À l’hôpital, elle se dit « qu’ils avaient gagné et qu’ils avaient semé la terreur » en elle. Elle sortira le soir même et retournera en voiture avec son mari. « J’ai eu ma première crise d’angoisse en passant dans un tunnel. Dans les jours qui ont suivi, j’étais ailleurs… »

Dans sa tête, ce sont toutes les images de l’attentat qui repassent, tous ces regards vides, ces blessés et un flot de questions permanent. « Je voulais remettre de la vie sur ces visages. Comment allaient les blessés, les brûlés ? Je me sentais seule et inutile. Et toujours avec ce sifflement qui prenait de la place.« 

Depuis ce 22 mars 2016, elle estime que les terroristes ont « pris [s]on insouciance et un peu de confiance ». « Depuis le 22 mars 2016, j’ai cessé de faire des rencontres. C’est grâce à d’autres victimes que j’ai pu dépasser mes peurs et mes angoisses. »

L’ouïe endommagée

Christelle Giovannetti s’en est sortie presque sans égratignure. Mais l’explosion a sévèrement endommagé son ouïe. « On m’a dit que la perte auditive serait définitive, que l’acouphène ne cesserait peut-être jamais… » Son quotidien a été bouleversé par les conséquences de l’explosion. « À 30 ans, j’ai porté un appareil auditif. Un repas entre amis me demande tellement d’attention que ça me fatigue. Le quotidien bruyant me ramène à ce kamikaze. »

« La menace terroriste en Belgique n’a pas disparu »

« Mon mari a sacrifié sa passion »

Christelle Giovannetti reprend son souffle lorsqu’elle évoque son entourage proche. « Mon mari a sacrifié sa passion de la musique et des concerts par respect pour mes angoisses. Il y a aussi mes enfants à qui je demande sans cesse de faire moins de bruit. Je me sens démunie de ne pas les entendre appeler ‘maman’ la nuit…« 

Son mari et ses deux enfants, elle les appelle « les victimes collatérales de l’ombre« . Mais la famille continue à aller de l’avant.

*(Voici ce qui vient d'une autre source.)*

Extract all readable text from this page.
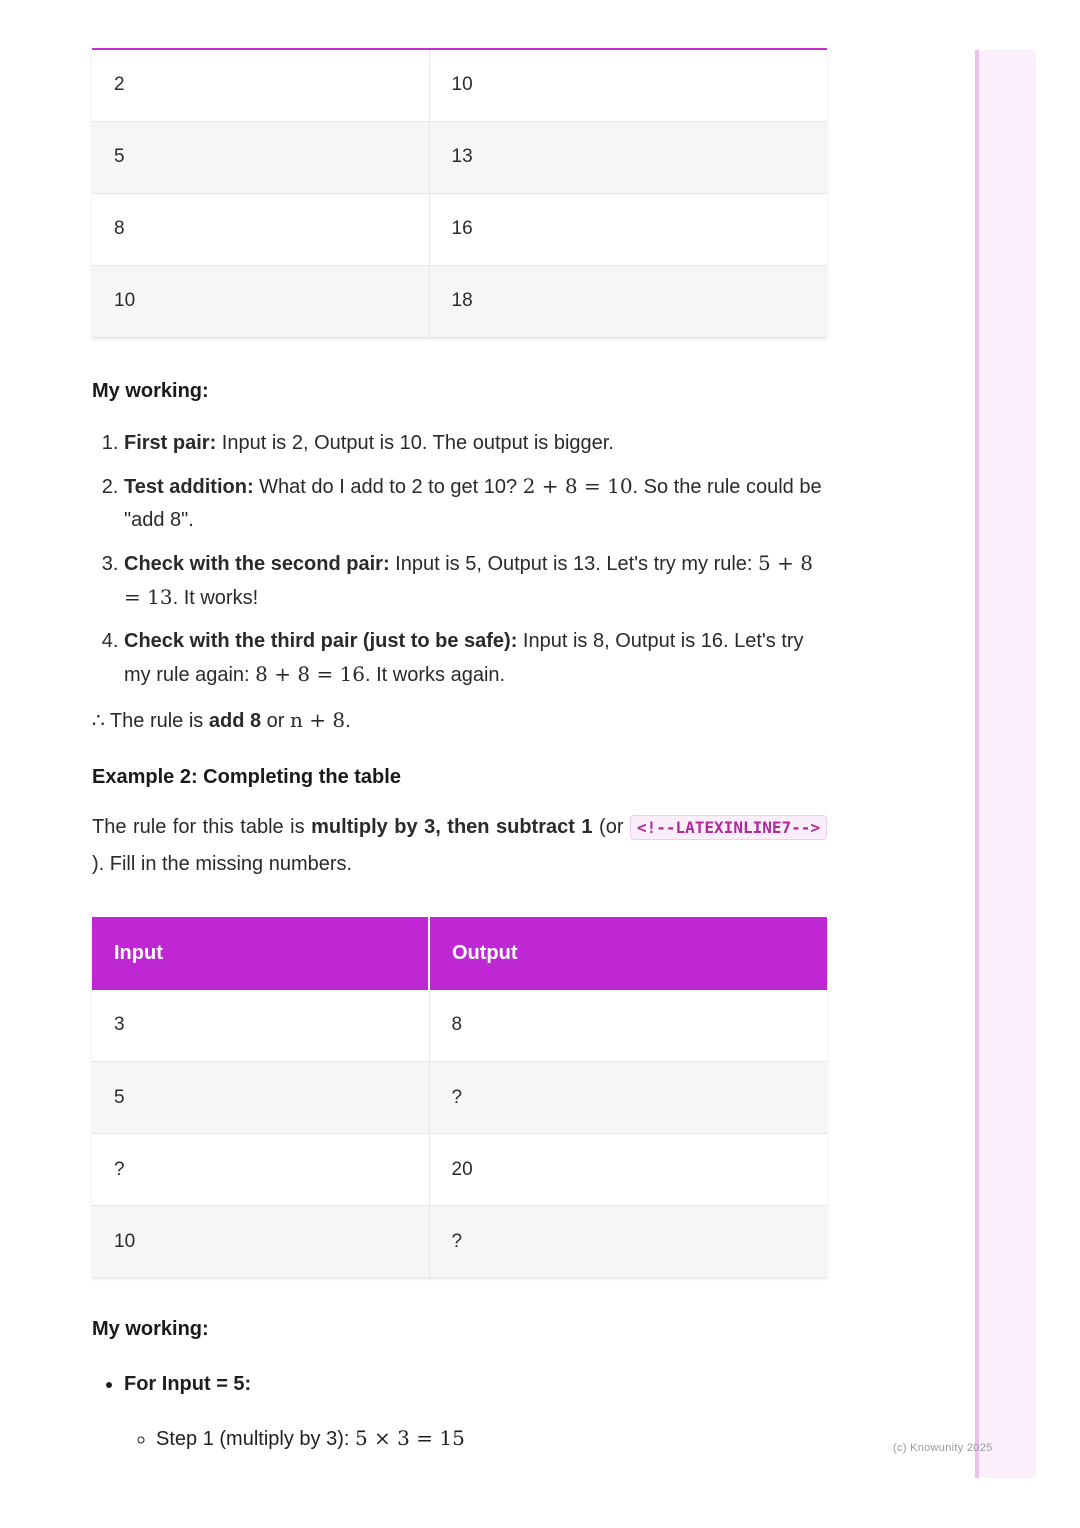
(c) Knowunity 2025
2	10
5	13
8	16
10	18
My working:
1. First pair: Input is 2, Output is 10. The output is bigger.
2. Test addition: What do I add to 2 to get 10? 2 + 8 = 10. So the rule could be "add 8".
3. Check with the second pair: Input is 5, Output is 13. Let's try my rule: 5 + 8 = 13. It works!
4. Check with the third pair (just to be safe): Input is 8, Output is 16. Let's try my rule again: 8 + 8 = 16. It works again.
∴ The rule is add 8 or n + 8.
Example 2: Completing the table
The rule for this table is multiply by 3, then subtract 1 (or <!--LATEXINLINE7-->
). Fill in the missing numbers.
Input	Output
3	8
5	?
?	20
10	?
My working:
• For Input = 5:
◦ Step 1 (multiply by 3): 5 × 3 = 15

Au terme de ce témoignage, la présidente souhaite à Christelle Giovannetti un « bel avenir. Avec le troisième… » sourit-elle lorsque la maman se lève et dévoile son ventre rebondi. Toutes les pages ne sont pas tournées, mais d’autres chapitres sont encore à écrire dans sa vie post-attentats de Bruxelles…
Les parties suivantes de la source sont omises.